Actualité

Loi-programme adoptée

La Chambre des représentants a approuvé la loi-programme, qui est désormais définitive. Elle sera bientôt publiée au Moniteur belge. Cette loi constitue le premier ensemble de mesures d’exécution de l’accord de gouvernement conclu fin janvier. Au cours de cette année et durant cette législature, de nombreuses autres réglementations suivront. Pensez par exemple aux réformes concernant la durée du travail flexible, le droit du licenciement et les pensions. Nous avons résumé pour vous les principaux sujets de cette loi-programme.

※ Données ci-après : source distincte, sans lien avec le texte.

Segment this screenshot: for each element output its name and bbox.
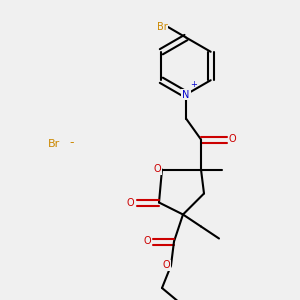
Text: O: O (163, 260, 170, 271)
Text: O: O (127, 197, 134, 208)
Text: Br: Br (48, 139, 60, 149)
Text: N: N (182, 89, 190, 100)
Text: +: + (190, 80, 197, 89)
Text: O: O (143, 236, 151, 247)
Text: -: - (70, 136, 74, 149)
Text: Br: Br (157, 22, 167, 32)
Text: O: O (154, 164, 161, 175)
Text: O: O (229, 134, 236, 145)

Emplois fin de carrière 55+

La possibilité de prendre un emploi de fin de carrière avec allocations à partir de 55 ans est prolongée jusqu’au 31 décembre 2025. Puisque les CCT du CNT à cet effet n’ont été conclues que le 30 juin 2025, il manque encore de nombreuses CCT sectorielles nécessaires pour les travailleurs ayant un métier lourd ou une longue carrière, de même pour la CCT sectorielle au sein du PC 226. L’ONEM donne des directives pratiques pour la régularisation des dossiers des travailleurs qui ont obtenu un emploi de fin de carrière sans allocations depuis le 1er juillet 2025

Code pénal social - amendes bien plus lourdes à partir du 1er février 2026

À partir du 1er février 2026, les amendes en cas d’infractions au Code pénal social augmenteront considérablement. Pour les infractions commises depuis le 1er janvier 2017, les montants de base des amendes doivent être multipliés par un facteur 8. Pour les infractions commises à partir du 1er février 2026, ce facteur est porté à 10, ce qui augmente considérablement l’impact financier des infractions. En outre, une amende minimale est instaurée pour les infractions assorties d’un facteur aggravant.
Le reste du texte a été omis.